Sandwiched between Rockefeller Chapel and Frank Lloyd Wright’s Robie House, the GSB’s new Hyde Park home had to be both state-of-the-art and harmonious with its surroundings. How did noted architect Rafael Viñoly solve the design problem?

image:  GSB

When architect Rafael Viñoly set out to create the Chicago Graduate School of Business Hyde Park Center he faced a laundry list of requirements. The facility had to reflect the latest trends in teaching and student collaboration. That meant high-tech classrooms and meeting areas where group work could thrive. Logistical plans called for a parking garage and plenty of eating and recruiting space—features that the GSB’s old home, spread among five buildings on the University’s main campus, lacked.

image:  GSB

image:  GSB

“We tried to respect the long, low forms of the Robie House,” Viñoly says, “and the vertical elements of Rockefeller Chapel.”

But the center’s nuts and bolts were only part of Viñoly’s challenge. Its 5807 South Woodlawn Avenue location placed it south of Frank Lloyd Wright’s Frederick C. Robie House and east of Rockefeller Memorial Chapel, two architectural landmarks.

The newcomer was expected to fit in. Complicating matters, Robie House reflects the low, horizontal Prairie style, Rockefeller the Gothic preference for high ceilings and soaring arches. Viñoly had to look back to move the project forward.

IMAGE:  GSB

Nearly two-and-a-half years after breaking ground, his answer to the problem is on display, opened in time for fall quarter’s September start. With the 415,000-square-foot building, Viñoly seems to have struck a balance. For $125 million the GSB got its state-of-the-art facility, and the neighborhood got an addition that gives different schools of architecture—and thought—room to coexist.

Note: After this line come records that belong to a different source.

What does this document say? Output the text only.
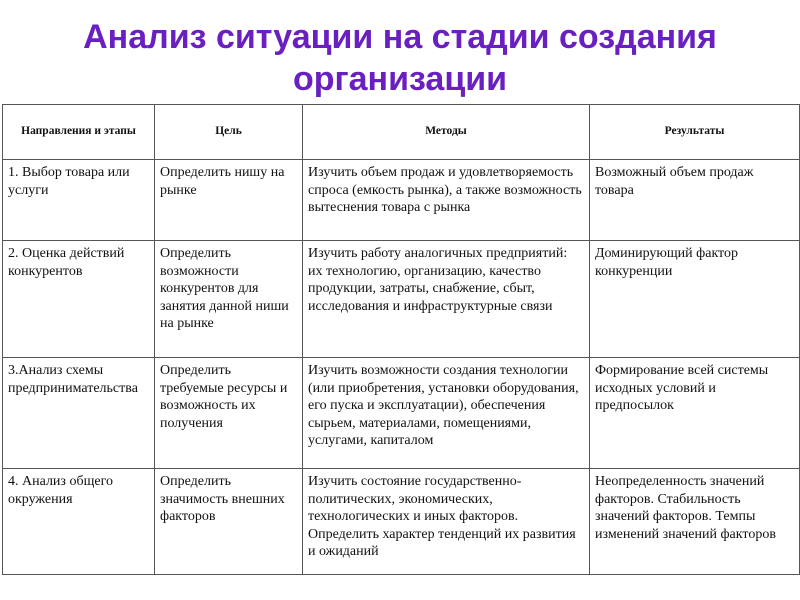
Анализ ситуации на стадии создания
организации
Направления и этапы	Цель	Методы	Результаты
1. Выбор товара или услуги	Определить нишу на рынке	Изучить объем продаж и удовлетворяемость спроса (емкость рынка), а также возможность вытеснения товара с рынка	Возможный объем продаж товара
2. Оценка действий конкурентов	Определить возможности конкурентов для занятия данной ниши на рынке	Изучить работу аналогичных предприятий: их технологию, организацию, качество продукции, затраты, снабжение, сбыт, исследования и инфраструктурные связи	Доминирующий фактор конкуренции
3.Анализ схемы предпринимательства	Определить требуемые ресурсы и возможность их получения	Изучить возможности создания технологии (или приобретения, установки оборудования, его пуска и эксплуатации), обеспечения сырьем, материалами, помещениями, услугами, капиталом	Формирование всей системы исходных условий и предпосылок
4. Анализ общего окружения	Определить значимость внешних факторов	Изучить состояние государственно-политических, экономических, технологических и иных факторов. Определить характер тенденций их развития и ожиданий	Неопределенность значений факторов. Стабильность значений факторов. Темпы изменений значений факторов
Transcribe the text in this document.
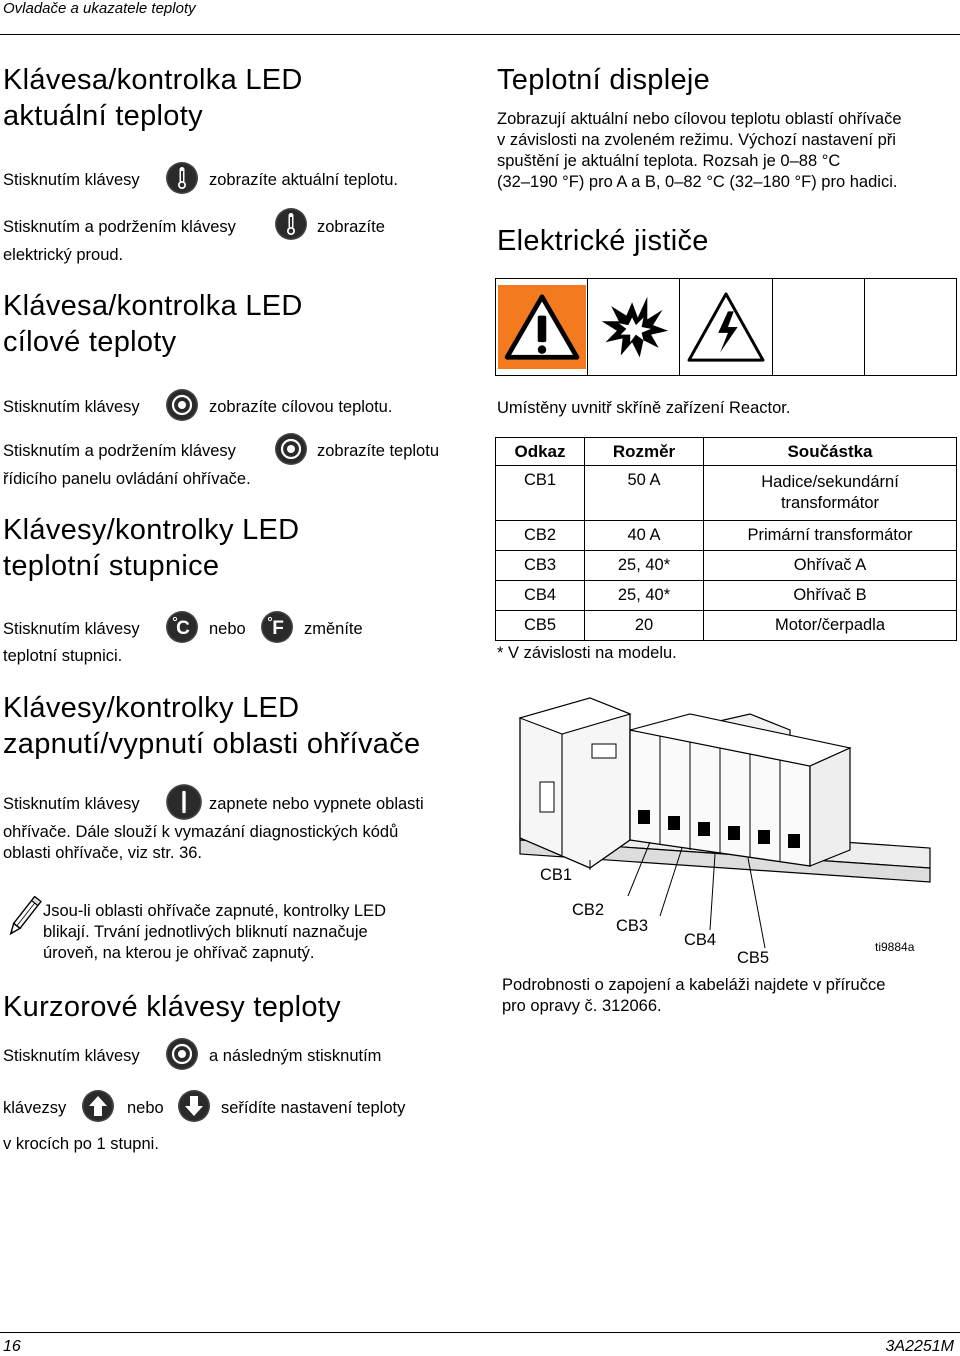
Ovladače a ukazatele teploty
Klávesa/kontrolka LED
aktuální teploty
Stisknutím klávesy	zobrazíte aktuální teplotu.
Stisknutím a podržením klávesy	zobrazíte
elektrický proud.
Klávesa/kontrolka LED
cílové teploty
Stisknutím klávesy	zobrazíte cílovou teplotu.
Stisknutím a podržením klávesy	zobrazíte teplotu
řídicího panelu ovládání ohřívače.
Klávesy/kontrolky LED
teplotní stupnice
Stisknutím klávesy C nebo F změníte
teplotní stupnici.
Klávesy/kontrolky LED
zapnutí/vypnutí oblasti ohřívače
Stisknutím klávesy	zapnete nebo vypnete oblasti
ohřívače. Dále slouží k vymazání diagnostických kódů
oblasti ohřívače, viz str. 36.
Jsou-li oblasti ohřívače zapnuté, kontrolky LED
blikají. Trvání jednotlivých bliknutí naznačuje
úroveň, na kterou je ohřívač zapnutý.
Kurzorové klávesy teploty
Stisknutím klávesy	a následným stisknutím
klávezsy	nebo	seřídíte nastavení teploty
v krocích po 1 stupni.
Teplotní displeje
Zobrazují aktuální nebo cílovou teplotu oblastí ohřívače
v závislosti na zvoleném režimu. Výchozí nastavení při
spuštění je aktuální teplota. Rozsah je 0–88 °C
(32–190 °F) pro A a B, 0–82 °C (32–180 °F) pro hadici.
Elektrické jističe
Umístěny uvnitř skříně zařízení Reactor.
Odkaz	Rozměr	Součástka
CB1	50 A	Hadice/sekundární transformátor
CB2	40 A	Primární transformátor
CB3	25, 40*	Ohřívač A
CB4	25, 40*	Ohřívač B
CB5	20	Motor/čerpadla
* V závislosti na modelu.
CB1
CB2
CB3
CB4
CB5
ti9884a
Podrobnosti o zapojení a kabeláži najdete v příručce
pro opravy č. 312066.
16	3A2251M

Like a tiered wedding cake, the center’s seven stories are set back in succession, with two placed underground, to reduce the structure’s perceived size. “The massing was considered with that of the surrounding buildings of the campus and the neighborhood,” Viñoly says. The linear limestone and cantilevered floors were selected with Robie House in mind. In another nod to Wright’s 1910 masterpiece, the entranceway terrace provides a view of its northerly influence.

Not to give Robie House too much play, the center’s winter garden, as Viñoly coined the open, plant-filled space, takes Rockefeller as its inspiration. The 83-foot-tall, glass-enclosed atrium’s steel columns extend the building’s height, mirroring the chapel’s lancet windows. Curved beams form arches in yet another Gothic bent.

Stylistic concerns aside, a pragmatic thread runs through the center’s design. Features such as a food-service area, group-study rooms, wireless Internet access, a computer lab, lockers configured to hold interview suits sans wrinkling, and a lounge complete with pool tables aim to make mingling and spending a full day there—as many of the approximately 1,600 full-time students and staff do—easier. To further encourage idea sharing, faculty offices are arranged so that professors from different fields, say finance and marketing, work side by side.—M.L.